* FTSE 100 down 0.1 pct
* Carillion shares no longer trading
* GKN rises as Melrose seeks to woo shareholders (Recasts, adds closing share prices)
LONDON, Jan 15 (Reuters) - UK shares edged lower on Monday as investors counted the cost of construction group Carillion's collapse, including supply chain disruption and higher costs for its joint venture partners such as Balfour Beatty and Galliford Try.
The FTSE 100 fell 0.12 percent, with Carillion shares suspended from trading after one of the biggest UK corporate failures in years.
The weakness in equities came as the pound currency held onto a strong gain marked up on Friday following a media report, later denied, that the Dutch and Spanish governments were open to a deal for Britain to remain as close as possible to the EU after Brexit.
"It is still unclear how the collapse of (Carillion) will impact the broader UK economy, particularly further down the supply chain," said Michael Hewson, chief market analyst at CMC Markets.
Balfour Beatty fell 3.3 percent, Galliford Try dropped 7.3 percent and Carillion supplier Speedy Hire dropped 5.7 percent. Some other industry players rose on the hope they could acquire contracts from Carillion. Kier Group rose 3.5 percent.
Rival outsourcer Serco jumped 7.4 percent as investors speculated it could pick up a chunk of lucrative healthcare facilities management work.
UBS analysts said Carillion's collapse might ease competition in the sector, but it may not be a game-changer.
"We think the impact will likely be small given the fragmented nature of the market", they said.
Engineering firm GKN, trying to fend off an offer of 405 pence per share from turnaround specialist Melrose, led the blue-chip index with a 4.1 percent rise.

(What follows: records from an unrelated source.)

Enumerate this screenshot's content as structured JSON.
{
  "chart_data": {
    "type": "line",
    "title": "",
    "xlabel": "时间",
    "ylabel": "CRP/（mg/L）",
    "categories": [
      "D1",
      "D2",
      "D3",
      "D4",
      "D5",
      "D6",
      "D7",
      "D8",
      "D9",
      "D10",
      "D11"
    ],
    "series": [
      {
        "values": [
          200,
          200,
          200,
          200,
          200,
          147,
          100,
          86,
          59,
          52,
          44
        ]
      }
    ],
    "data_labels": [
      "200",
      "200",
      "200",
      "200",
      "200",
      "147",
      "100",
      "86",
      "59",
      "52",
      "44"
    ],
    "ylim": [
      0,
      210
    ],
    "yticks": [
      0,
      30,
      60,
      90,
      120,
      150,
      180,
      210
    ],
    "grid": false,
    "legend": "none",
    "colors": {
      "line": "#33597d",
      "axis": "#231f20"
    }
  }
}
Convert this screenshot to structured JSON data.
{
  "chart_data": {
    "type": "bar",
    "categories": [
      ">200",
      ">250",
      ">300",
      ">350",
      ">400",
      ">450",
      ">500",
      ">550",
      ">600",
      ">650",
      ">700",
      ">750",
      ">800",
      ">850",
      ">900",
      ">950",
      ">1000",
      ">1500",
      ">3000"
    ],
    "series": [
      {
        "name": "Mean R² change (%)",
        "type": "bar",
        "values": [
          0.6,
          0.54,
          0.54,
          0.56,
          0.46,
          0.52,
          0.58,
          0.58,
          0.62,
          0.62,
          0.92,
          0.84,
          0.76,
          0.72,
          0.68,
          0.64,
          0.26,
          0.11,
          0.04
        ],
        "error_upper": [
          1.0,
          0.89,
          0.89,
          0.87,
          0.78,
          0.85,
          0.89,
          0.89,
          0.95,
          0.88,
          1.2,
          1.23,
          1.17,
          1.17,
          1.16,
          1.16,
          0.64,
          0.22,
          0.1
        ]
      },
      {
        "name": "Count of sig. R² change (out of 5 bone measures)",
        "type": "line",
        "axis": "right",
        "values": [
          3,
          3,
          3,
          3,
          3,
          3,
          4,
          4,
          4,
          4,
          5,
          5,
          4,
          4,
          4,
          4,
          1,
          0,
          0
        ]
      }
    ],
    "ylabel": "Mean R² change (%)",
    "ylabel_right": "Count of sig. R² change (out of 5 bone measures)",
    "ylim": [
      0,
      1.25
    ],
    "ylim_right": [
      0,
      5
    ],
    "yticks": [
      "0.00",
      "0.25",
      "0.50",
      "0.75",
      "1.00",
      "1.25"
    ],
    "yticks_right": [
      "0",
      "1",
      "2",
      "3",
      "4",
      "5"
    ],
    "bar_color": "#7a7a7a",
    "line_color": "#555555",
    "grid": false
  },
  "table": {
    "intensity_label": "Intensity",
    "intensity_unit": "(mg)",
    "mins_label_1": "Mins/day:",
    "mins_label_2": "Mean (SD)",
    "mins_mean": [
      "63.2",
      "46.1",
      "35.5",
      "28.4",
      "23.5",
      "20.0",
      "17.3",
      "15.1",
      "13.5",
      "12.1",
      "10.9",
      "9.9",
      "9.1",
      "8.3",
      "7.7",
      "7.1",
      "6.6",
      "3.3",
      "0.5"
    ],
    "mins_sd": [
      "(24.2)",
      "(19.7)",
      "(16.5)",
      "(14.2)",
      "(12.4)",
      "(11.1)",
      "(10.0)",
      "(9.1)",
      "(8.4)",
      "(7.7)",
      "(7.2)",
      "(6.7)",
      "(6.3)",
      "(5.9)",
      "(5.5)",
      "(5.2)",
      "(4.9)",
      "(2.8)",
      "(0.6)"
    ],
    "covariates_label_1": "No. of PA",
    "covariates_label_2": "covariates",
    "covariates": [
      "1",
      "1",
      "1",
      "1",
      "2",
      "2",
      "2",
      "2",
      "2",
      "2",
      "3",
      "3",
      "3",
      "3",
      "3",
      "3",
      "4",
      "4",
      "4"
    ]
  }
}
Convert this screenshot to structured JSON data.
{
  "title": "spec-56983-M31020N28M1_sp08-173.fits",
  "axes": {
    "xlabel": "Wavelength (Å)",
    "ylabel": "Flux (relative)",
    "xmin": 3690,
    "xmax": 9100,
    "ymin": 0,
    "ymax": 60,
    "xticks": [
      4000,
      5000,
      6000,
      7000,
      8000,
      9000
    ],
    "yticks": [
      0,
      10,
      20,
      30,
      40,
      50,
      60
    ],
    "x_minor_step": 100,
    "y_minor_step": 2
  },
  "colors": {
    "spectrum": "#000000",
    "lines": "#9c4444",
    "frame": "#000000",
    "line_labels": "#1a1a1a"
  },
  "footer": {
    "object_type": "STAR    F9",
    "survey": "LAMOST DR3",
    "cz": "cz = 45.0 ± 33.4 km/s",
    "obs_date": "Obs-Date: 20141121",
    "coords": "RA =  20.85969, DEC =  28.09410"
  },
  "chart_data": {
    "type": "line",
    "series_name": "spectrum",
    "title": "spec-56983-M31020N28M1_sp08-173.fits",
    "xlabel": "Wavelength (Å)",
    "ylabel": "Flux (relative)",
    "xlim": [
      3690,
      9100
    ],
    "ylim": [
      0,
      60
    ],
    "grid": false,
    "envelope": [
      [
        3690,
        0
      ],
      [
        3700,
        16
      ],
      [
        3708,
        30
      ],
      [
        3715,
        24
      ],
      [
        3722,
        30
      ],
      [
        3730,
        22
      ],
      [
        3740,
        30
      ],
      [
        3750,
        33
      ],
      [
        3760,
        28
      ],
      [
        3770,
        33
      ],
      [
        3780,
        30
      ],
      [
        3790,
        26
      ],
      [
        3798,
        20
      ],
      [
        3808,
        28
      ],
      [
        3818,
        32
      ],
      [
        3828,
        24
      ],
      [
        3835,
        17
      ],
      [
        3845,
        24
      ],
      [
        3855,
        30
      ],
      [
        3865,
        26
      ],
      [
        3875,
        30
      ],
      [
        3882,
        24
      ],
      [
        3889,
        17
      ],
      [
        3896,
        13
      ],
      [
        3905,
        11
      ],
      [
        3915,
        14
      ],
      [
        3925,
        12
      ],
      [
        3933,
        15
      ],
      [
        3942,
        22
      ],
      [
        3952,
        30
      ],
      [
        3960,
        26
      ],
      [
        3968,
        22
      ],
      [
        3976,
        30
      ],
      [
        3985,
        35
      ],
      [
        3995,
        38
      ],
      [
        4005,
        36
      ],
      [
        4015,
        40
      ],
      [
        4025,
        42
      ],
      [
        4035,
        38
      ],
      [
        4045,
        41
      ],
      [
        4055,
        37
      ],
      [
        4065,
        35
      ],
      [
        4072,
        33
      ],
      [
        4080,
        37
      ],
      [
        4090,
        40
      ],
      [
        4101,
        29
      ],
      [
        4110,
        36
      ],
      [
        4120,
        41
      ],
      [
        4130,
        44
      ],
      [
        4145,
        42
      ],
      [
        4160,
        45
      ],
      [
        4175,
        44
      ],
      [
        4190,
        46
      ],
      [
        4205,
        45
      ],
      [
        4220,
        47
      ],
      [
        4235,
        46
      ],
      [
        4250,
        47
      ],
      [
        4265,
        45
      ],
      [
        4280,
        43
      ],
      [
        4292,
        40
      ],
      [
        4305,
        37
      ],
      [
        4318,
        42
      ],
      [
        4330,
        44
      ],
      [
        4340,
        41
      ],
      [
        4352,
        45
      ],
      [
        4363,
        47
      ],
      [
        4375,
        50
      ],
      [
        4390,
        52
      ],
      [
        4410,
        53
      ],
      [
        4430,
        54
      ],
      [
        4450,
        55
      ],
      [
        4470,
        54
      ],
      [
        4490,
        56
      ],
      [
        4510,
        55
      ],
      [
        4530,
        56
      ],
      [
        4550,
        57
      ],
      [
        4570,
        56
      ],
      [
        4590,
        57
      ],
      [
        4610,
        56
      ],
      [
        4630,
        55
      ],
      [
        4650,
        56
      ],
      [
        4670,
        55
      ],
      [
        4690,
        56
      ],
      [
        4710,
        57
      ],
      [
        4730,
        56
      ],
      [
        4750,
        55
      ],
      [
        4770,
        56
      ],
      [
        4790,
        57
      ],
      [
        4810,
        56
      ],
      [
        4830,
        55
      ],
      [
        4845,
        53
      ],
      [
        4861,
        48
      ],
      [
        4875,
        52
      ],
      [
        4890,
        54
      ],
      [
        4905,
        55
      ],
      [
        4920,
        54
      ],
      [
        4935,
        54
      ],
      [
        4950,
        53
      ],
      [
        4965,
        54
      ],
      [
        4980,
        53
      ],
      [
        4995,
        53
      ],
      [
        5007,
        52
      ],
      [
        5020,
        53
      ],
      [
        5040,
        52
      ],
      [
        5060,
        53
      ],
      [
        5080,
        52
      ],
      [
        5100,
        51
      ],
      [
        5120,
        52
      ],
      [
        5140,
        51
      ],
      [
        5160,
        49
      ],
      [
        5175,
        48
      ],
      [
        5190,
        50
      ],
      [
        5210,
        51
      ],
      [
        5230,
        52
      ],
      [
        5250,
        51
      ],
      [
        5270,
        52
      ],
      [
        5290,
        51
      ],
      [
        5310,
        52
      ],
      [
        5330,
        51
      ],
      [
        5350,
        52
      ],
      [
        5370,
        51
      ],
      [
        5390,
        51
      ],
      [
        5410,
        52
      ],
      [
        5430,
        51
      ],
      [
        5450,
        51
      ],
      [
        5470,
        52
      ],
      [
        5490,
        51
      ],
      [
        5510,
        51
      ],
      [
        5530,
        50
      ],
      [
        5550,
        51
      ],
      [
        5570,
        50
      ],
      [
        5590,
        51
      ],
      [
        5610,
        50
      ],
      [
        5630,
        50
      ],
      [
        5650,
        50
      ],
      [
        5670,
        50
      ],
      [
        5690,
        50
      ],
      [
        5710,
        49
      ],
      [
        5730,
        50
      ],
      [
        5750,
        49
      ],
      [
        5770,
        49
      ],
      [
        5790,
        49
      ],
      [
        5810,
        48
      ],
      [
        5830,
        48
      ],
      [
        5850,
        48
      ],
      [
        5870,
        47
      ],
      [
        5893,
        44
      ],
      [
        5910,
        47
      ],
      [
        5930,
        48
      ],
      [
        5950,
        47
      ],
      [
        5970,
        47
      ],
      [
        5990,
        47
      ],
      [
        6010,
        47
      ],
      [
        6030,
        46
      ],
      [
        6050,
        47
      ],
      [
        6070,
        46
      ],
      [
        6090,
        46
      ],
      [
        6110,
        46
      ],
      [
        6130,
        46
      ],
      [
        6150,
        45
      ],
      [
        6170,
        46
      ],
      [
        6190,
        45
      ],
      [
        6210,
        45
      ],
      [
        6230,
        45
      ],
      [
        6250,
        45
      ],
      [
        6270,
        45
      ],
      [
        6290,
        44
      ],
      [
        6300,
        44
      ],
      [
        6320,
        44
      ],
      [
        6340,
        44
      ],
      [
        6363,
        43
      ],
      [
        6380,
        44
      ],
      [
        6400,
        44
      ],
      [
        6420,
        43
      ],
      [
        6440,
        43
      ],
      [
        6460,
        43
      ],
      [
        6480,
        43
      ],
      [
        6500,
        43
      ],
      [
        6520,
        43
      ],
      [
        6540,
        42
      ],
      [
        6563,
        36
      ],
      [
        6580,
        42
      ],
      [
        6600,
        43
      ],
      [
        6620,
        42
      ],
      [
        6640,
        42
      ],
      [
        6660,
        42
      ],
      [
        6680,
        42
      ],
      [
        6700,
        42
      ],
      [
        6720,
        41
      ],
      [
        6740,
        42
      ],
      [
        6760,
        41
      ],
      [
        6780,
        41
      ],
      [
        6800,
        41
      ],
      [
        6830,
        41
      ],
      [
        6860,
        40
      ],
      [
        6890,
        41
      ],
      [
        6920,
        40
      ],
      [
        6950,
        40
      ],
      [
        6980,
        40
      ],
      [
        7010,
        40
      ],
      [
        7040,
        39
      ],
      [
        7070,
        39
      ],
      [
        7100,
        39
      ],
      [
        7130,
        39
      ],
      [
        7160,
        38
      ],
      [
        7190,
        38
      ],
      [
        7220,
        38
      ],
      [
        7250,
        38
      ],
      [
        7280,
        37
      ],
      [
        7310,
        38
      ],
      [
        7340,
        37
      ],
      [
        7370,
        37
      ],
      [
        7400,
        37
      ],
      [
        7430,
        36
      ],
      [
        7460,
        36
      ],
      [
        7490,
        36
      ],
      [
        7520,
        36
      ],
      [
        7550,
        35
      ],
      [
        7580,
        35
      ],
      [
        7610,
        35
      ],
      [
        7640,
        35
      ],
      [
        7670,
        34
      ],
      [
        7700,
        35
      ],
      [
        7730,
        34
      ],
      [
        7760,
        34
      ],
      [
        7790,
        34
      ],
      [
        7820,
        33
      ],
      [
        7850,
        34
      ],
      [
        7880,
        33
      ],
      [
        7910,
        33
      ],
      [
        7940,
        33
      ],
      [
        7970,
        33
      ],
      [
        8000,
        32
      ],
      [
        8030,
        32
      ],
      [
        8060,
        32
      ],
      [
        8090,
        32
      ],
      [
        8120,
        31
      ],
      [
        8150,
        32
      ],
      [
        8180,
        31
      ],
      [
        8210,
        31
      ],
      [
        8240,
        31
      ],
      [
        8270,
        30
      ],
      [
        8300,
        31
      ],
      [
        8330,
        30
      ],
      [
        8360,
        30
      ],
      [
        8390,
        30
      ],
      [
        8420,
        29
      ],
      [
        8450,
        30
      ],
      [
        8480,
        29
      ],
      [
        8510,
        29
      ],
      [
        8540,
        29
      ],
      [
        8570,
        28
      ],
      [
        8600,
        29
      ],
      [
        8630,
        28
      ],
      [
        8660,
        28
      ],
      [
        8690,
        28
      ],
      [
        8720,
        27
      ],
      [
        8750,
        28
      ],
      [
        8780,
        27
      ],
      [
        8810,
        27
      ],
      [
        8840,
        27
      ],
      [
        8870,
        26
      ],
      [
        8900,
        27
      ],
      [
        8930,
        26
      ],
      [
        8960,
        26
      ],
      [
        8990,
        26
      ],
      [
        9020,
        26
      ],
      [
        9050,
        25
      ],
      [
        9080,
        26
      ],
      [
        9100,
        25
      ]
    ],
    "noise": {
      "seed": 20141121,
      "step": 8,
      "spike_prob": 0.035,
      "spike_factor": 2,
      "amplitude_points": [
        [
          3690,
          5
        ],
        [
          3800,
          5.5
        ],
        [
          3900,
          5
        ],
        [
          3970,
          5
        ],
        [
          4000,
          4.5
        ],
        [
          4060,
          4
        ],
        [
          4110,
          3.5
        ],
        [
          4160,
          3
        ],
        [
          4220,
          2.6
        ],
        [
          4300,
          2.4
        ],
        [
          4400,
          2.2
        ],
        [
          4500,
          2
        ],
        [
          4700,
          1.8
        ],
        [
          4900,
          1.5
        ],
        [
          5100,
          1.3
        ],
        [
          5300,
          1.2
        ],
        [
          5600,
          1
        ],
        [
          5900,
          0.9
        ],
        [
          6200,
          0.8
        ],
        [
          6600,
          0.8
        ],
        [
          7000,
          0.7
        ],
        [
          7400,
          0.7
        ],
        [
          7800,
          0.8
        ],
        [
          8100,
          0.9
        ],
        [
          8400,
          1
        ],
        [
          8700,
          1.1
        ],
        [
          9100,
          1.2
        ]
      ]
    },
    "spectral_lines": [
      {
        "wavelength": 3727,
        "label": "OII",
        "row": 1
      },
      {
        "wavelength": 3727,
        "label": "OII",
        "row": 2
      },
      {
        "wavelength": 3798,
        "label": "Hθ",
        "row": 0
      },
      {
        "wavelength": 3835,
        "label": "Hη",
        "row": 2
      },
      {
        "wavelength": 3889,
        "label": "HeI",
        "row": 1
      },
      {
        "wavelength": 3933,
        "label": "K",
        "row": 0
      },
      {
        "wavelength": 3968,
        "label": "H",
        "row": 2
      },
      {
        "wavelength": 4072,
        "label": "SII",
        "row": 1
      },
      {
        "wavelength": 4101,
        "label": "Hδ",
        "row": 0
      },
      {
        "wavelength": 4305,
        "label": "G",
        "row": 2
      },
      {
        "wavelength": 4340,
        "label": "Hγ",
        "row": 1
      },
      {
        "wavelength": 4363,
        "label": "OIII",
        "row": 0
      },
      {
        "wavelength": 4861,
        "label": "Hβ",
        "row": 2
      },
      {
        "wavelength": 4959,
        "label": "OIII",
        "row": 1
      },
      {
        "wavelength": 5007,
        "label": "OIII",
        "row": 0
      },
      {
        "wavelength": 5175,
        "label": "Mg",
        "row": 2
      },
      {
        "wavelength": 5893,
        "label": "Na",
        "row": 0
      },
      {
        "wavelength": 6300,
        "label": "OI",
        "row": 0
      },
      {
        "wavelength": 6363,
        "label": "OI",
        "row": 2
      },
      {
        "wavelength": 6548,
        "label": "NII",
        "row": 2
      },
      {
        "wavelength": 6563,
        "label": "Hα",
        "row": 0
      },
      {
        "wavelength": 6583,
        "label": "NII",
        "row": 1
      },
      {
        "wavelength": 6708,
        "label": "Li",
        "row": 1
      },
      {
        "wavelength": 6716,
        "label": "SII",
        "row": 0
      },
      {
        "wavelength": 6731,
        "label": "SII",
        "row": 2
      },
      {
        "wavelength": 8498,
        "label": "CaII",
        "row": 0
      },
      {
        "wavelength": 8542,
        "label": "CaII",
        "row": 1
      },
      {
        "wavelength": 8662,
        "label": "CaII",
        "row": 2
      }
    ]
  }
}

City AM reported that U.S. buyout house Carlyle was planning a bid of its own.
Melrose (up 1.4 percent) said it planned to meet GKN shareholders to convince them of the benefits of its 7 billion- pound offer, which GKN management had rejected.
Acacia Mining rose 1.5 percent after it reported gold production in the last quarter of 2017 exceeded expectations.
Gold prices on Monday rose to their highest since September, buoyed by a weaker U.S. dollar, which slumped to three-year lows against a basket of currencies.
BP and Royal Dutch Shell retreated 0.4 percent and 0.3 percent respectively as oil prices held just below December 2014 highs.